Ralf Corsepius rc040203 at freenet.de
Thu Apr 27 09:06:28 UTC 2006


On Thu, 2006-04-27 at 02:45 -0500, Callum Lerwick wrote:
> On Tue, 2006-04-25 at 12:48 +0200, Neil Thompson wrote:
> > I become less and less convinced every year that democracy works in the free
> > software world - you tend to end up with people who are so focussed on maintaining
> > their popularity that they can't make the hard decisions - either that or marketroids
> > who start impacting on the technical side of the project.
> 
> Open source is not politics. Its software engineering. Its computer
> science. Its... science! And science has nothing to do with democracy.
Executing/performing a task has little to do with democracy, decision
taking/finding and steering has.

That's why most democratic systems apply "separation of powers".

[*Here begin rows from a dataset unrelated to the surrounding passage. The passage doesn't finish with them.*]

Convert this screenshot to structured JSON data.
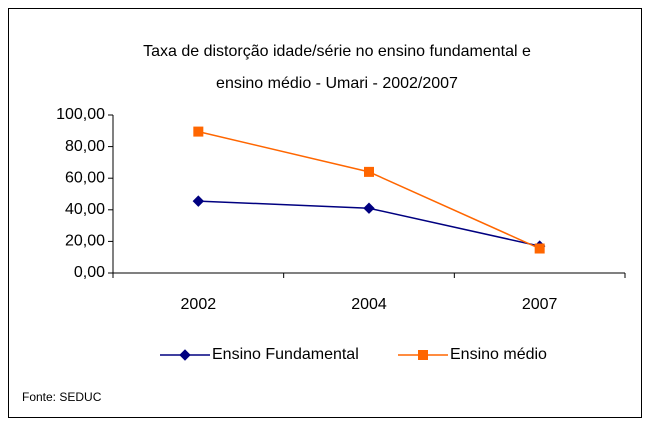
{
  "chart_data": {
    "type": "line",
    "title": [
      "Taxa de distorção idade/série no ensino fundamental e",
      "ensino médio - Umari -  2002/2007"
    ],
    "categories": [
      "2002",
      "2004",
      "2007"
    ],
    "series": [
      {
        "name": "Ensino Fundamental",
        "color": "#000080",
        "marker": "diamond",
        "values": [
          45.5,
          41,
          17
        ]
      },
      {
        "name": "Ensino médio",
        "color": "#ff6600",
        "marker": "square",
        "values": [
          89.5,
          64,
          15.5
        ]
      }
    ],
    "ylim": [
      0,
      100
    ],
    "yticks": [
      {
        "value": 0,
        "label": "0,00"
      },
      {
        "value": 20,
        "label": "20,00"
      },
      {
        "value": 40,
        "label": "40,00"
      },
      {
        "value": 60,
        "label": "60,00"
      },
      {
        "value": 80,
        "label": "80,00"
      },
      {
        "value": 100,
        "label": "100,00"
      }
    ],
    "grid": false,
    "legend": "bottom",
    "source": "Fonte: SEDUC"
  }
}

> There is a fundamental difference between an open source project and a
> nation. "Cyberspace" is effectively infinite. Physical space... isn't.
> One of the very cornerstones of open source is the ability to fork.
> However, forking a nation is next to impossible,
You're not German nor Korean? "Go over there" had been a common
sentence, people being dissatisfied with West Germany's system were
confronted with from right wingers, not too long ago.

> The strongest open source projects tend to have a Benevolent Dictator
> for Life.
Any dictatorship can only work if a dictator has sufficient powers to
pressurize "his people" or if he finds a sufficient number of
opportunists to follow.

Now guess, why many OpenSource project starve out or fork and why
"dictatorships" work in "Commercial life".